Dasovic played for Stade Briochin in the French Championnat National in 1995 and for Swedish Allsvenskan side Trelleborgs FF in 1996.

===St. Johnstone===
In November 1996, Dasovic signed for Scottish club St Johnstone. His first season in Perth saw the Saints win promotion from the Scottish First Division to the Scottish Premier League. Dasovic was named man-of-the-match in the 1998 Scottish League Cup Final in which he scored, a 2–1 defeat against Rangers. Saints went on to finish third behind Rangers and Celtic in the Scottish Premier League that season, qualifying for the 1999–2000 UEFA Cup. Dasovic's only league goal was also memorable; it was the only goal in a 1–0 win away at Celtic in September 1998.

==International career==
Dasovic made his senior debut for Canada in an April 1992 friendly match against China and went on to earn 63 caps, scoring twice. He represented Canada in 14 World Cup qualifiers and played at the 2001 FIFA Confederations Cup.
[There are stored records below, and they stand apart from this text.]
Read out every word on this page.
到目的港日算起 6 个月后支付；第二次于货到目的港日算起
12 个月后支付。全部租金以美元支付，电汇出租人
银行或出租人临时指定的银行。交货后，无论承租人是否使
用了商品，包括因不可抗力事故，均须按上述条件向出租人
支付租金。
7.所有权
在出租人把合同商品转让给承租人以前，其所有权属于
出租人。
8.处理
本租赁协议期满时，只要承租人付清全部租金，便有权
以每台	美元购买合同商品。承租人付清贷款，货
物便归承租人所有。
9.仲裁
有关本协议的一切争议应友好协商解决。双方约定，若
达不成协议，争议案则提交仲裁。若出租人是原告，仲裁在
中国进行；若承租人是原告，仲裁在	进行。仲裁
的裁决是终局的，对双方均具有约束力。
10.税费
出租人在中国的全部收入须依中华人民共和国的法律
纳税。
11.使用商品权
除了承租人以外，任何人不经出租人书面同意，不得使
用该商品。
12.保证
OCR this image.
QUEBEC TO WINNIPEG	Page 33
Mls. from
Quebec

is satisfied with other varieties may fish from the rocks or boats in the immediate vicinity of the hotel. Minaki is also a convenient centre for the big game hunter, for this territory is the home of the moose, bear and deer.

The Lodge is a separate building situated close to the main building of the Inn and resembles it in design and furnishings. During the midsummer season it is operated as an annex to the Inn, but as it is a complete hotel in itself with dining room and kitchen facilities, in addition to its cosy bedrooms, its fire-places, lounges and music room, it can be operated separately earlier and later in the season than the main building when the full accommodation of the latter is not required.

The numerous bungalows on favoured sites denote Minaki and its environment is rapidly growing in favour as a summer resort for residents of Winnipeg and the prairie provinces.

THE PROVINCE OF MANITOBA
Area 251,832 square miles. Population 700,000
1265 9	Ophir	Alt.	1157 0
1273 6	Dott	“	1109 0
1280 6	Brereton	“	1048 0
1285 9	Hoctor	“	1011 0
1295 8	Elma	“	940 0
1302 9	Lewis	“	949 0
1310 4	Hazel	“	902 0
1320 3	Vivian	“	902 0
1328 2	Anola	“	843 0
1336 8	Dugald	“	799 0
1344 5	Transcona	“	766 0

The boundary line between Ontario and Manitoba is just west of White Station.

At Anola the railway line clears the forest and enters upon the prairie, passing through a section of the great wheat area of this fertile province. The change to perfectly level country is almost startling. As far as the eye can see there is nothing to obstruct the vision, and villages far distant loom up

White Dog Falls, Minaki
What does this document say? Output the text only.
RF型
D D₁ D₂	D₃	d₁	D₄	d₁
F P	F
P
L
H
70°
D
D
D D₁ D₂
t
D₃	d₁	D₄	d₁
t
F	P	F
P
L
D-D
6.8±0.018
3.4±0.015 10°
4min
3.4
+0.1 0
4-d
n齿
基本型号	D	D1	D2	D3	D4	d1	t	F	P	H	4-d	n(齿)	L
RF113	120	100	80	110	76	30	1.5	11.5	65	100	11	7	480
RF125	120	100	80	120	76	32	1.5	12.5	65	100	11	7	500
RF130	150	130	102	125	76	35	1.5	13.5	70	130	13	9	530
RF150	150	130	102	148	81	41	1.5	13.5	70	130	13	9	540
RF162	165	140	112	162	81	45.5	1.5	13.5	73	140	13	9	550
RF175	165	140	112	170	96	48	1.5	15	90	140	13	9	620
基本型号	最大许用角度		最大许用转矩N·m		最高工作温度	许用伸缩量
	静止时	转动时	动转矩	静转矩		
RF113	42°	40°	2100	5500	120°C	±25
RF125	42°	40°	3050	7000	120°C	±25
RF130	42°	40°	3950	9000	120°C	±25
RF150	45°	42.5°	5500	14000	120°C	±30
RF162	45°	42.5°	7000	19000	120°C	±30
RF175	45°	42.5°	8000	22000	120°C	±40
His final international game was a January 2004 friendly match against Barbados.

===International goals===
Scores and results list Canada's goal tally first.

| # | Date | Venue | Opponent | Score | Result | Competition |
|---|---|---|---|---|---|---|
| 1 | July 11, 1993 | Estadio Azteca, Mexico City, Mexico | Costa Rica | 1–0 | 1–1 | 1993 CONCACAF Gold Cup |
| 2 | October 13, 1996 | Commonwealth Stadium, Edmonton, Alberta, Canada | Cuba | 2–0 | 2–0 | 1998 FIFA World Cup qualification |

==Coaching career==
Dasovic led Canada's under-23 side through Olympic qualification in 2008, drawing Mexico 1–1 in the group stage and helping to eliminate the heavily favored Mexican team in the process. After a highly promising 5–0 win over Guatemala, on a night when Mexico had to better that result against Haiti but could only win 5–1, Canada fell to the United States 3–0 in the semifinal, losing out on a spot in Beijing at the summer Olympics. Canada recovered to defeat Guatemala in the third-place playoff, a rematch of their first-round game, winning on penalties (5–3) after a scoreless draw through 120 minutes.

On May 6, 2008, Dasovic joined MLS club Toronto FC as TFC Academy head coach and second assistant to the first team. He became first assistant when manager John Carver left the club in 2009 and was replaced by his understudy Chris Cummins as interim coach. In September 2010, he became interim head coach of Toronto FC after the firing of Preki, a position he held until January 2011 when Aron Winter became the head coach. On December 2, 2011, Dasovic was named head coach of Canada U20 national team.

Dasovic was hired as an assistant coach by the San Jose Earthquakes on June 18, 2013. Dasovic was relieved of coaching duties at San Jose along with head coach Mark Watson on October 15, 2014.

Dasovic received his UEFA Pro Licence from the Scottish Football Association in 2012.

Dasovic coached the U-15 team at Mountain United FC in 2017. In July 2018, Dasovic was hired as an assistant manager for Simon Fraser University Men's Soccer team.

On January 18, 2019, Dasovic joined the technical staff of Vancouver Whitecaps and was named head coach of the newly formed U-23 development squad.

In January 2021, Vancouver reorganized their Academy staff and Dasovic became the manager for the Whitecaps FC Academy U-19 team.

== Canadian Soccer Hall of Fame ==
Dasovic was inducted into the Canadian Soccer Hall of Fame in 2011.

==Broadcasting==
In 2015 Dasovic joined the MLS on TSN crew and is used selected weeks as a studio or game analyst.